Nov. 15, 2000 -- It sounds like science fiction, but people who are paralyzed may one day be able to control artificial limbs by essentially willing them to move, and those isolated by motor diseases like muscular sclerosis may be able to move and communicate through thought.
A primate study released Wednesday suggests it is possible, and researchers say human trials could begin in as little as a decade.
Duke University Medical Center scientists implanted electrodes in the brains of two owl monkeys that enabled the animals to use brain signals to control a robot arm. The brain signals were even transmitted over the Internet, remotely controlling a robot arm 600 miles away at the Massachusetts Institute of Technology in Boston. Findings from the studies were reported in the Nov. 16, 2000 issue of Nature.
Researchers say their computerized system could be an important step toward what they call a "brain-machine interface," that would allow paralyzed patients to control prosthetic limbs. Their research could also provide a clearer understanding of how the brain works.
"The goal of using signals from the brain to drive artificial limbs has been studied for 30 years," Sandro Mussa-Ivaldi, PhD, of Northwestern University in Evanston, Ill. tells WebMD. "Technologically, this is a significant advance, but there is still a long way to go." Mussa-Ivaldi was not involved with the study, but wrote an editorial accompanying it.

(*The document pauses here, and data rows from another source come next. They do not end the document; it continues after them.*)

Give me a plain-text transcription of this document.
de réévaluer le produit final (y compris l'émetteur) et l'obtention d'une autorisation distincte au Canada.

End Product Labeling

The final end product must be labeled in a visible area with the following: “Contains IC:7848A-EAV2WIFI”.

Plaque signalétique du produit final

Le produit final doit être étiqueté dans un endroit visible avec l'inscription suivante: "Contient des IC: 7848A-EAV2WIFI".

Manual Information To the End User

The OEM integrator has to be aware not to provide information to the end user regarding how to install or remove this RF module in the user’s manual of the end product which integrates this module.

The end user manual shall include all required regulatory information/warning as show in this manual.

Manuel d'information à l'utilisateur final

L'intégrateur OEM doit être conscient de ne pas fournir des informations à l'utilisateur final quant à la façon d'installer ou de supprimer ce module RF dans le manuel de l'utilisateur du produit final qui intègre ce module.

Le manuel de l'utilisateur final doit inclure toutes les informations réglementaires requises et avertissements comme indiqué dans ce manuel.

"[The study] provides a simple solution to the problem of extracting movement information from neural signals detected by microelectrodes implanted in different regions of the [brain] of living owl monkeys," Mussa-Ivaldi writes.
Neurons are the billions of nerve cells that transmit electrical impulses throughout the nervous system, allowing a person to do everything from scratching an itch to conducting a symphony.
"There are up to 10 billion neurons in the brain," MIT researcher Mandayam Srinivasan, PhD tells WebMD. "When you perform a simple action like moving your arm, literally thousands if not millions of neurons are involved. What we have done in this study is sampled about 100 of those neurons. That doesn't sound like much, but it is a big step compared to what we were able to do just a few years ago."
The technique developed by the Duke researchers allowed large numbers of single neurons to be recorded separately, then the information was combined using a computer. The researchers implanted as many as 96 electrodes, each smaller than the diameter of a human hair, into five regions of the monkeys' brains including the motor cortex, which controls body movement. They then recorded the output of these electrodes as the animals were taught tasks, such as reaching for small pieces of food.
The extensive signaling data generated during many repetitions of these tasks were then fed into a computer designed to analyze the brain signals, in an effort to predict the trajectory, or path, of the monkey's hand. The researchers devised mathematical methods to predict hand movements in real-time as the monkeys learned different hand movements.
Once the researchers determined that the computer analysis could reliably predict hand trajectory from brain signal patterns, they used the brain signals from the monkeys as processed by the computer to allow the animals to control a robot arm.
"The basic science question we are asking is, how is it that from an electrical pattern of activity we obtain a particular behavior or a particular sensation?'' Duke researcher Miguel Nicolelis, MD, PhD, tells WebMD. "We are beginning to learn the answer to this question, but it is a slow process. My most optimistic prediction is that we could see human trials within the next 10 years."
Nicolelis says the Duke team plans to spend the next five years conducting further primate studies, designed to investigate how the brain processes information. ""Eventually," he says, "we should be able to establish a reciprocal interaction whereby the brain controls the movements of the robot, and the robot sends information to tell the brain what it is doing."